Nowo powstała gmina mieści się pod samym Białymstokiem. Od miasta dzielą ją może ze dwa kilometry. Decyzją Ministerstwa Administracji i Cyfryzacji od 1 stycznia 2016 r. w jej skład oprócz wsi Grabówka wejdą jeszcze cztery inne wsie i osady: Sobolewo, Zaścianki, Henrykowo i Sowlany.

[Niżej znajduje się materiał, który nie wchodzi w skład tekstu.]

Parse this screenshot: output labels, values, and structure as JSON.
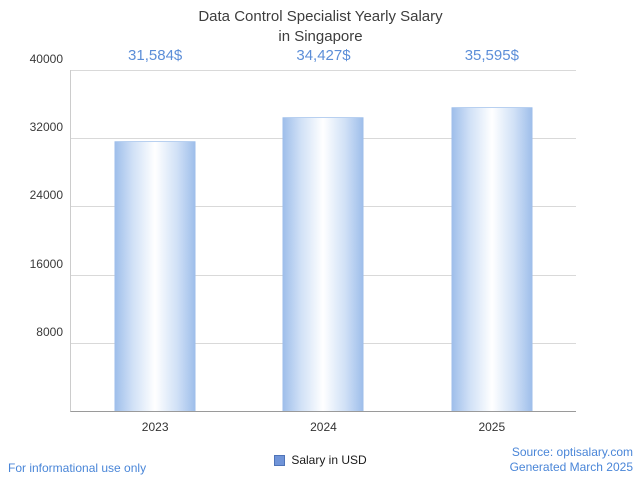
{
  "header": {
    "title": "Data Control Specialist Yearly Salary",
    "subtitle": "in Singapore"
  },
  "chart_data": {
    "type": "bar",
    "title": "Data Control Specialist Yearly Salary in Singapore",
    "categories": [
      "2023",
      "2024",
      "2025"
    ],
    "values": [
      31584,
      34427,
      35595
    ],
    "value_labels": [
      "31,584$",
      "34,427$",
      "35,595$"
    ],
    "xlabel": "",
    "ylabel": "",
    "ylim": [
      0,
      40000
    ],
    "yticks": [
      8000,
      16000,
      24000,
      32000,
      40000
    ],
    "grid": true,
    "legend": {
      "label": "Salary in USD",
      "position": "bottom"
    }
  },
  "colors": {
    "bar_edge": "#9dbdea",
    "bar_center": "#ffffff",
    "value_label": "#5c8ed8",
    "footer_blue": "#4a86d8",
    "gridline": "#d9d9d9",
    "title_text": "#3d3d3d"
  },
  "footer": {
    "left": "For informational use only",
    "source": "Source: optisalary.com",
    "generated": "Generated March 2025"
  }
}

Ale mieszkańcy najmłodszej gminy w Polsce nie lubią terminologii urzędniczej. Wolą raczej mówić, że wywalczyli niepodległość, odebraną im za karę jeszcze w PRL. Że odzyskali ją po prawie 40 latach nieprzerwanych starań, podchodów, walk i zabiegów. Sukces – czyli nadesłaną pocztą decyzję z ministerstwa – uczcili festynem, roboczo nazwanym Świętem Niepodległości. Wszyscy byli. A właściciel miejscowego zakładu samochodowego w tych emocjach publicznie zapowiedział nawet, że każdy samochód z ich gminy ma u niego szczególną uwagę oraz zniżki.
Za karę
Tak naprawdę gmina nowa nie jest. Jako Zaścianki istniała do 1976 r. I właśnie dlatego mieszkańcy mówią o odzyskaniu, nie o zdobyciu niepodległości. Gminną tożsamość władze PRL zabrały im po awanturze o kościół. W aktach IPN zachowało się sprawozdanie z narady w Komendzie Wojewódzkiej MO w Białymstoku z generałem Milewskim, na której omawiano sposoby zaradzenia coraz silniejszej w regionie „tendencji do adaptacji różnych pomieszczeń na kaplice i budowę kaplic pod płaszczykiem budownictwa prywatnego”. W Sobolewie (które od Grabówki dzieli tylko droga) na swojej prywatnej posesji stawiał kaplicę ksiądz Piotr Zabielski. Pod przykrywką stolarni. Ksiądz miał już na koncie kilka nielegalnych, według peerelowskiego prawa, kościołów i wyrok 2,5 roku za głoszenie treści antypaństwowych w kazaniach. Więc gdy milicja i bezpieka zorientowały się, że znów stawia świątynię, zareagowały wyjątkowo brutalnie. Aresztowano trzech mieszkańców Grabówki, księdza prosto z nabożeństwa zabrano do szpitala psychiatrycznego w Choroszczy, gdzie spędził sześć miesięcy, a zgromadzenie wiernych spacyfikowano.